Hoo pointed out that not many can afford the RM73.81 million price tag for the 123 million shares from Media Prima and that the order may have come from higher up — suggesting links with either Parti Pribumi Bersatu Malaysia chairman Dr Mahathir, or its president Muhyiddin.

Universiti Teknologi Malaysia political analyst Azmi Hassan also believes that Syed Mokhtar’s motives are more political in nature and that news coverage by news outlets under Media Prima would now be more Pakatan Harapan friendly.

“It’s true that Syed Mokhtar has a close relationship with Umno but it’s via his relationship with Dr Mahathir, and now that Dr Mahathir is not with Umno anymore, the media coverage on Umno will be more critical and intense.

“This move may not suit his business strategy but it fits well politically for whoever he is backing,” the professor told Malay Mail.
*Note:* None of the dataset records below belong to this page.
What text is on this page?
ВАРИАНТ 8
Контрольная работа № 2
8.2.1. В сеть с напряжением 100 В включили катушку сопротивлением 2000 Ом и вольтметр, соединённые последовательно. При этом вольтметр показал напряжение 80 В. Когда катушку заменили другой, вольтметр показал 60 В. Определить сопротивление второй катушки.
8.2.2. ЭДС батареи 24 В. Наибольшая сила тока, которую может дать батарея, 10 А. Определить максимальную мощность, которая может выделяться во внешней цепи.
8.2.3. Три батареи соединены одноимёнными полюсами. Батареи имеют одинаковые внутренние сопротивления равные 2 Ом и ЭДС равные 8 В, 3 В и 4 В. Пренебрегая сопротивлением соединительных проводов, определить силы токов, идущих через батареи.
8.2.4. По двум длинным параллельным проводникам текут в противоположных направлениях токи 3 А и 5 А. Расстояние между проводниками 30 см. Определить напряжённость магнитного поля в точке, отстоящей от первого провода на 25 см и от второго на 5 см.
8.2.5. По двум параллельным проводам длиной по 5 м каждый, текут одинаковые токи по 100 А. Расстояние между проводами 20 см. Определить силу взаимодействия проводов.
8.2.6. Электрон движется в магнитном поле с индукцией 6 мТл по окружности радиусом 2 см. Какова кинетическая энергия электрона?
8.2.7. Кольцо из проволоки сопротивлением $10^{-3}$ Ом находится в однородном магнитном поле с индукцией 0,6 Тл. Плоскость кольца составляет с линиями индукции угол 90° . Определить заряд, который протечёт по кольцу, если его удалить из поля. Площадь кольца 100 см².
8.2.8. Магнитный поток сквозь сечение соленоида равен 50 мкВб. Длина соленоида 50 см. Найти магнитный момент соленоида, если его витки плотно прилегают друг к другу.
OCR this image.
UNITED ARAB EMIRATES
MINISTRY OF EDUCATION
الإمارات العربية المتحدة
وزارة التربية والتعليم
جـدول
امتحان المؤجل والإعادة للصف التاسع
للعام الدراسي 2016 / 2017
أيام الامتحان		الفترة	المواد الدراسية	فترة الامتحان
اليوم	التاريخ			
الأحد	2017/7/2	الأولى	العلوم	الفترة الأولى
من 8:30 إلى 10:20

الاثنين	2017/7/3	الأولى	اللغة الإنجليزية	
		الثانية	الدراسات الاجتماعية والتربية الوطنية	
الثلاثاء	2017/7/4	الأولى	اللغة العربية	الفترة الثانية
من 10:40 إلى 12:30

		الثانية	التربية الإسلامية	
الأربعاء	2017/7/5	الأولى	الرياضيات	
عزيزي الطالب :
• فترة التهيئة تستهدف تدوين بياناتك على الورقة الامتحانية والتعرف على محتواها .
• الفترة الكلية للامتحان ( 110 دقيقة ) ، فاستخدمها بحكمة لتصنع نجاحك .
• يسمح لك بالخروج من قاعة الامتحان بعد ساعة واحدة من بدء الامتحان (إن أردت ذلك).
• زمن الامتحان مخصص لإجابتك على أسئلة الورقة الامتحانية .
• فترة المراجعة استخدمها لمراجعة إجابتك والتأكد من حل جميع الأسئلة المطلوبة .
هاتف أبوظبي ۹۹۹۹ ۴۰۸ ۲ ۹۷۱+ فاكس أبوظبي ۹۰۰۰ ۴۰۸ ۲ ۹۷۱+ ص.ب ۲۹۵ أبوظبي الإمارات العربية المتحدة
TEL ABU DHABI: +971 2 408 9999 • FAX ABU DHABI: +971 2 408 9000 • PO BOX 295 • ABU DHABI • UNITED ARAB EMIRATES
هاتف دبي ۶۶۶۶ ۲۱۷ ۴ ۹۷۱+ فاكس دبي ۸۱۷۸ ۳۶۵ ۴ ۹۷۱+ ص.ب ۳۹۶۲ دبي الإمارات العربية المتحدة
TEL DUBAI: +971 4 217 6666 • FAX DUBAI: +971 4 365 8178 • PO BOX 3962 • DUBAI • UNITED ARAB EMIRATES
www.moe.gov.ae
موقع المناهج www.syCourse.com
He also added that the move will likely solidify Dr Mahathir’s power within the Pakatan Harapan coalition.

Meanwhile, former Singapore Management University Political Science Professor Bridget Welsh said the move was to ensure that Syed Mokhtar remains relevant in the eyes of the new government.

She felt having ownership will allow for more fluid content while making Syed Mokhtar a key political and economic player unlike in the past where media ownership was tied with party funds.
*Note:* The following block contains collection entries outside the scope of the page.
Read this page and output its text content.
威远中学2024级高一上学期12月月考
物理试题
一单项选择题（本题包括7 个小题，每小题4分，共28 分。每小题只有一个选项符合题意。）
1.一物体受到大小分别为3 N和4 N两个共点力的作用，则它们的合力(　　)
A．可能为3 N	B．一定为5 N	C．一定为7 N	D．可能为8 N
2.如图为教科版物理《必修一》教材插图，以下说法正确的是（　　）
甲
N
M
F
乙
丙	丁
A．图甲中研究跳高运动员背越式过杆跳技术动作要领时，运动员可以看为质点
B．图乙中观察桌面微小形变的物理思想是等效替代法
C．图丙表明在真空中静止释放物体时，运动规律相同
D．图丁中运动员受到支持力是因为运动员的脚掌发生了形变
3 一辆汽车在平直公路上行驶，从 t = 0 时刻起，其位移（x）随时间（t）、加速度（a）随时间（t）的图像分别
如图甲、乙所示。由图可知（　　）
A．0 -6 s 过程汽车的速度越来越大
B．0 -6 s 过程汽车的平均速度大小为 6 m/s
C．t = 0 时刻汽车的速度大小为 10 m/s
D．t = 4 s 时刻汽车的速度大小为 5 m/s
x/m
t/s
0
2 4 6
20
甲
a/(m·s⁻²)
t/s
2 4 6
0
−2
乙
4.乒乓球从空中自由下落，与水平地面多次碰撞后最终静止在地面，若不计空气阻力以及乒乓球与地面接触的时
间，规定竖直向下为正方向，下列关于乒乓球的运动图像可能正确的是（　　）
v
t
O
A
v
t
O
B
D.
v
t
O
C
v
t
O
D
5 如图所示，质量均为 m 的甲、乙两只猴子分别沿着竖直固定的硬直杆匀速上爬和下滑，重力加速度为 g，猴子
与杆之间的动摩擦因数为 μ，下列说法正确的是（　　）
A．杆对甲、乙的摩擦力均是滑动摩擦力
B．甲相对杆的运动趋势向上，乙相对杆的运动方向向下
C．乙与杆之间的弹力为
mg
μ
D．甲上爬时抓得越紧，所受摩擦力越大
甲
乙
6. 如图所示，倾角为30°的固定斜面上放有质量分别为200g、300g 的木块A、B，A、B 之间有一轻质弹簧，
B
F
“This time, it is more about leverage and staying in the game. Bailing out Umno keeps Syed Mokhtar relevant and helps him shore himself up in the new context.

“Frankly, from a business point of view, it will be a struggle to turn these entities around. But given Syed Mokhtar’s large interests, this is part of a broader protection of his economic interests,’’ she said.

Welsh is also of the opinion that news coverage by agencies under Media Prima would likely remain pro-government as long as Dr Mahathir remains the prime minister.

Some observers are concerned that Syed Mokhtar’s purchase of Umno’s 11 per cent share in the media company together with his current stake in Utusan Melayu Bhd and business paper The Malaysian Reserve gives him wide-reaching media influence.

Gayathry Venkiteswaran, Assistant Professor at the School of Media, Languages and Cultures, Faculty of Arts and Social Sciences at the University of Nottingham said: “Press freedom was promised in the last manifesto but not a lot of steps have been made to implement it.

“So as long as there is no protection for media, there is always someone out there who can jump in and try to influence the agenda,” she added.

Last week, several sources were quoted as saying that Syed Mokhtar had bought Umno’s 123 million shares, which had been held in proxy by Gabungan Kesturi Sdn Bhd, for an estimated RM73.81 million.

The Malay nationalist party still retains, however, an almost 8 per cent stake in Media Prima.

The sale of the 11 per cent stake catapulted Mitsubishi UFJ to the position of the single largest shareholder with its 12.8 per cent, ahead of the Employees Provident Fund that owns 11.9 per cent of Media Prima.

Media Prima controls six terrestrial television stations, four radio stations and three newspapers.